Along with the publication of the new version of the controversial Identity Cards Bill yesterday, the Home Office also revealed some details of the UK Passport Office Biometric Trial.
The Home Office now seem to have censored their Press Release, which now no longer states right at the top:
"Please Note: There are currently no plans for further biometric trials."
Surely they should have issued a separate press release or statement about this, rather than just altering the original online version ?
The Press Release points vaguely to the UK Passport Service website for the Report and Management Summary documents about the Biometric Trial, which can now be found through links on this page.
Upon reading the reports, it swiftly becomes clear why the results of this UK Passport Office/Service Biometric Trial project, which after months of delay and massive initial technical problems finished in December 2004, seem to have been supressed during the debates on the Identity Cards Bill earlier this year, and during the General Election - Biometrics simply does not work swiftly or accurately enough for a massive National ID scheme involving a population of 60 million people.
How can an average Verification delay of between 40 seconds, for the best group and 80 seconds, for the worst performing group, even under ideal lighting conditions, be anywhere near to acceptable performance for a system which is intended for queues of hundreds of passengers at airport Passport Control ?
There were cases of Verification taking on average 10 minutes per person.
Anything that adds this amount of extra delay to the existing Passport Control procedures of forming a queue, fumbling with documents, having them examined etc. will bankrupt British Airports Authority and the airline and travel industries.

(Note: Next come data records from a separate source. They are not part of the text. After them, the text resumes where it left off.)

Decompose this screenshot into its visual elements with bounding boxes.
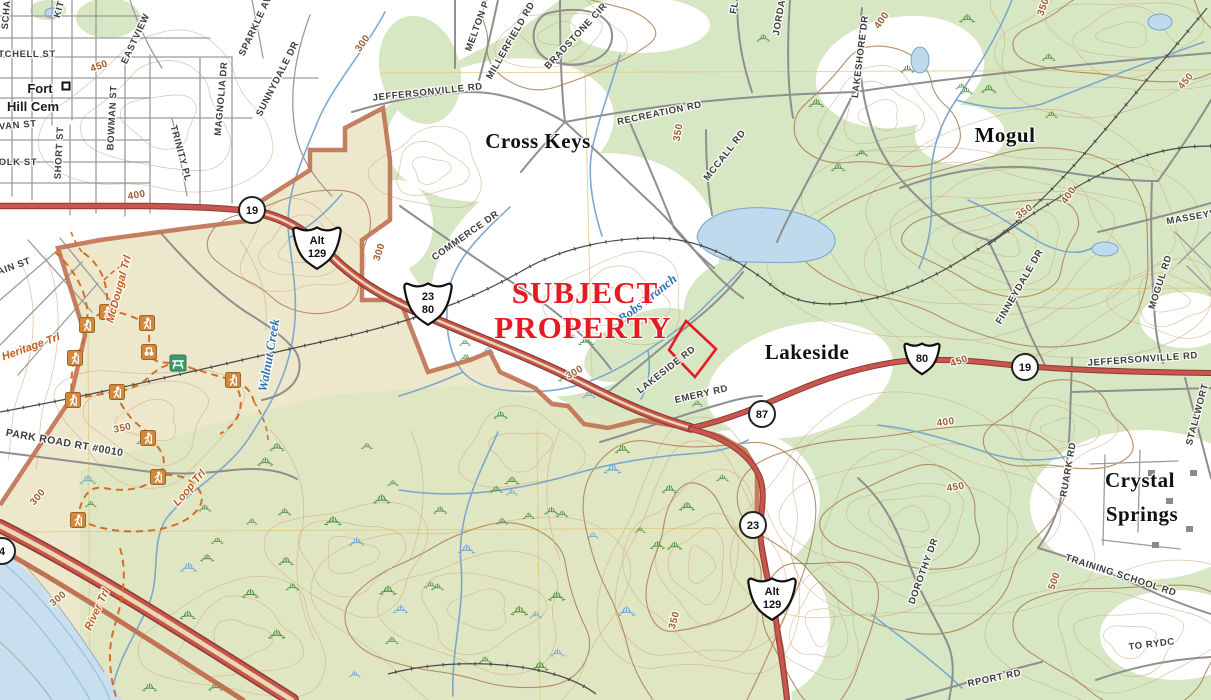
svg-text:Alt: Alt [310,235,325,247]
feature-label-fort: Fort [27,81,53,96]
hiker-trailhead-icon [151,470,166,485]
hiker-trailhead-icon [110,385,125,400]
subject-property-label-line1: SUBJECT [512,275,659,310]
place-label-springs: Springs [1106,502,1178,526]
svg-text:19: 19 [246,205,258,217]
svg-text:23: 23 [747,520,759,532]
svg-text:87: 87 [756,409,768,421]
binoculars-overlook-icon [142,345,157,360]
svg-text:4: 4 [0,546,6,558]
svg-text:23: 23 [422,291,434,303]
svg-text:19: 19 [1019,362,1031,374]
svg-text:Alt: Alt [765,586,780,598]
picnic-area-icon [170,355,186,371]
topo-map-canvas[interactable]: 19Alt129238087801923Alt1294 SCHAKITTCHEL… [0,0,1211,700]
hiker-trailhead-icon [71,513,86,528]
svg-text:80: 80 [422,304,434,316]
route-shield-19: 19 [1012,354,1038,380]
street-label-fl: FL [728,0,741,15]
feature-label-hill-cem: Hill Cem [7,99,59,114]
hiker-trailhead-icon [141,431,156,446]
hiker-trailhead-icon [68,351,83,366]
subject-property-annotation: SUBJECT PROPERTY [494,275,671,345]
route-shield-19: 19 [239,197,265,223]
hiker-trailhead-icon [226,373,241,388]
building-footprint [1152,542,1159,548]
place-label-mogul: Mogul [975,123,1036,147]
route-shield-23: 23 [740,512,766,538]
svg-text:80: 80 [916,353,928,365]
place-label-lakeside: Lakeside [765,340,850,364]
svg-text:129: 129 [308,248,326,260]
street-label-olk-st: OLK ST [0,157,37,168]
topo-map-svg: 19Alt129238087801923Alt1294 SCHAKITTCHEL… [0,0,1211,700]
building-footprint [1190,470,1197,476]
subject-property-label-line2: PROPERTY [494,310,671,345]
hiker-trailhead-icon [140,316,155,331]
place-label-crystal: Crystal [1105,468,1175,492]
svg-text:129: 129 [763,599,781,611]
building-footprint [1186,526,1193,532]
hiker-trailhead-icon [66,393,81,408]
street-label-tchell-st: TCHELL ST [0,49,56,60]
hiker-trailhead-icon [80,318,95,333]
place-label-cross-keys: Cross Keys [485,129,591,153]
route-shield-87: 87 [749,401,775,427]
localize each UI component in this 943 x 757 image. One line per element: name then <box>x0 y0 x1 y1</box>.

If Biometric checks are mostly not performed on British citizens and residents as they enter the UK, then what is the point of claiming that Biometric Passports are needed in the first place ?
The reported error rates are also astonishingly bad, ranging from 4% for iris scans to around 30% failure for facial recognition.
For a workable biometric system suitable for use by millions of people, the error rates have got to be orders of magnitude better than this i.e. fractions of a percent, otherwise there is no hope of ever catching any significant number of wanted terrorists or illegal immigrants, which is what the Government claims their complicated and costly ID cards/ Centralised Biometric Database / "e-borders" plans are meant to do.
Neither of these biometrics are mandated for by the ICAO machine readable travel document standard, which simply states that a digitised photo stored in the passport, which can be manually compared on screen with your face by a human passport control official, with the option of an as yet undetermined number of fingerprints,
This Passport Office Biometric trial was originally inteded to test Biometrics with a view to creating a passport ID card acceptable for travel within the European Union. The terms of reference of this trial were only to test business processes and procedures during enrolment and registration onto such a system. It specifically was not budgeted to test any of the large scale infrastructure preformance problems or to conduct any kind of security penetration testing to see how vulnerable the system is to various Biometric Identifier snarfing, interception, cloning , replay, network infrastructure compromise, database compromise and Denial of Service etc attacks which both a Passport and an National ID system have to be able to withstand with ease.
It is true, therefore that the results from the particular hardware and software used in this trial are not necessarily a reflection of the performance that may be achievable in the future.
However, there is no question that this snapshot of the current state of the biometric techhnology art is simply not up to the job being asked of it.
Unless the Home Office repeats this Biometric Trial, every few months, into the future , until acceptable levels of accuracy and speed of throughput are regularly achievable with commercial off the shelf equipment, then Yet Another Government IT Disaster looms
for Biometric Passports, let alone for the wider use of such technology, under more adverse and varied conditions, for a National ID card scheme.
However, it would appear that the NuLabour governnment plans to press on regardless, and that the politicians and spin doctors still cling to the absurd notion that somehow biometric technology is an unforgeable magic fix to the ever changing list of social problems (this week it seems to "Identity theft", during the General Election campaign less than a month ago it was "terrorism") that the ID cards scheme is alleged to be a cost effective soltion to.